RECHTBANK ’S-GRAVENHAGE
ZITTINGHOUDENDE TE ’S-HERTOGENBOSCH
sector bestuursrecht
enkelvoudige kamer voor vreemdelingenzaken
Zaaknummer : AWB 03/41664
Datum uitspraak: 28 september 2004
Uitspraak op het beroep in het geschil tussen:
A te B, eiser,
gemachtigde mr. R.P. van Empel-Bouman, rechtshulpverlener in dienst bij de Stichting Rechtsbijstand Asiel te 's-Hertogenbosch,
de Minister voor Vreemdelingenzaken en Integratie te ’s-Gravenhage, verweerder.
Op 4 november 2000 heeft eiser, van Afghaanse nationaliteit, een aanvraag ingediend tot het verlenen van een verblijfsvergunning voor bepaalde tijd als bedoeld in artikel 28 van de Vreemdelingenwet 2000 (Vw 2000).
Verweerder heeft op 22 mei 2003 eiser schriftelijk mededeling gedaan van het voornemen de aanvraag af te wijzen. Daarop heeft eiser zijn zienswijze schriftelijk naar voren gebracht.

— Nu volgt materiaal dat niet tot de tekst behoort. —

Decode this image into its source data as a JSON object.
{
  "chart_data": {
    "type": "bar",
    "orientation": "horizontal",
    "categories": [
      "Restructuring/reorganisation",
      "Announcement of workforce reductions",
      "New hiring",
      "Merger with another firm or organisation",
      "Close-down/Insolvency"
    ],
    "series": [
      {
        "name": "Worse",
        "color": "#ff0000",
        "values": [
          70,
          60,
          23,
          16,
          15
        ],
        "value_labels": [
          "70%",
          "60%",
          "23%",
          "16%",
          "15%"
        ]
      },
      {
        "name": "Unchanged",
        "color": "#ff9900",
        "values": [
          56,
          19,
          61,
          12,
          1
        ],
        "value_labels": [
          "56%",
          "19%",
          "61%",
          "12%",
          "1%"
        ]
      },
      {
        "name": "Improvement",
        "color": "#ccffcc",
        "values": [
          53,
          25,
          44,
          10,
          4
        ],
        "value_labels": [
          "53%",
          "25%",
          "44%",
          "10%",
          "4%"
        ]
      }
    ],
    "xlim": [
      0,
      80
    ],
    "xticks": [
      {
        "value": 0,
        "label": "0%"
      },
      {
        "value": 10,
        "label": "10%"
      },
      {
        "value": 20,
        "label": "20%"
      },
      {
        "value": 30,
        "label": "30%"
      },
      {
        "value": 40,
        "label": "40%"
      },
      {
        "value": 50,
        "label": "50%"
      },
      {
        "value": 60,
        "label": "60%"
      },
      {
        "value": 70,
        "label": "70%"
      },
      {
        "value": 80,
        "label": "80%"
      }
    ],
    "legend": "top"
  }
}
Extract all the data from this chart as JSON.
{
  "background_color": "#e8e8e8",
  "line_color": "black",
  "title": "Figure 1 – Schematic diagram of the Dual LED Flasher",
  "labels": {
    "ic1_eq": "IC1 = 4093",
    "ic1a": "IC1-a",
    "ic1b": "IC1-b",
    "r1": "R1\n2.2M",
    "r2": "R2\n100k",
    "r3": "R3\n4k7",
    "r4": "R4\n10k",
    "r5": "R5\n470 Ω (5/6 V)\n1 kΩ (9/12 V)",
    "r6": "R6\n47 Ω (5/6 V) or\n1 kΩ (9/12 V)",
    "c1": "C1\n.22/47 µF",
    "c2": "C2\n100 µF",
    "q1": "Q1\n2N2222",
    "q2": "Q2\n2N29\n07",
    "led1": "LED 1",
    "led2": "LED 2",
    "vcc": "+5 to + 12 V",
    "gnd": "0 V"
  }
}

Bij besluit van 7 juli 2003, aan eiser bekendgemaakt op 8 juli 2003, heeft verweerder de aanvraag afgewezen.
Tegen dit besluit heeft eiser bij schrijven van 30 juli 2003 beroep ingesteld.
Bij brief van 25 augustus 2003 heeft eiser de gronden van het beroep aangevuld.
Verweerder heeft de op de zaak betrekking hebbende stukken en een verweerschrift ingezonden.
Het beroep is behandeld ter zitting van 15 juli 2004, waar eiser in persoon is verschenen, bijgestaan door zijn gemachtigde. Verweerder is ter zitting vertegenwoordigd door mr. P.M.W. Jans. Als tolk was aanwezig A. Mir.
Ter zitting is het onderzoek geschorst teneinde de gemachtigde van eiser in de gelegenheid te stellen de vertaling van een bepaald gedingstuk over te leggen en verweerder in de gelegenheid te stellen hierop te reageren.
De gemachtigde van eiser heeft op 26 juli 2004 de vertaling ingezonden en verweerder heeft hierop bij schrijven van 18 augustus 2004 gereageerd. Het onderzoek is vervolgens op 19 augustus 2004 gesloten, waarbij met toestemming van partijen een nadere behandeling ter zitting achterwege is gelaten.
Aan de orde is de vraag of het besluit van 7 juli 2003 in rechte stand kan houden.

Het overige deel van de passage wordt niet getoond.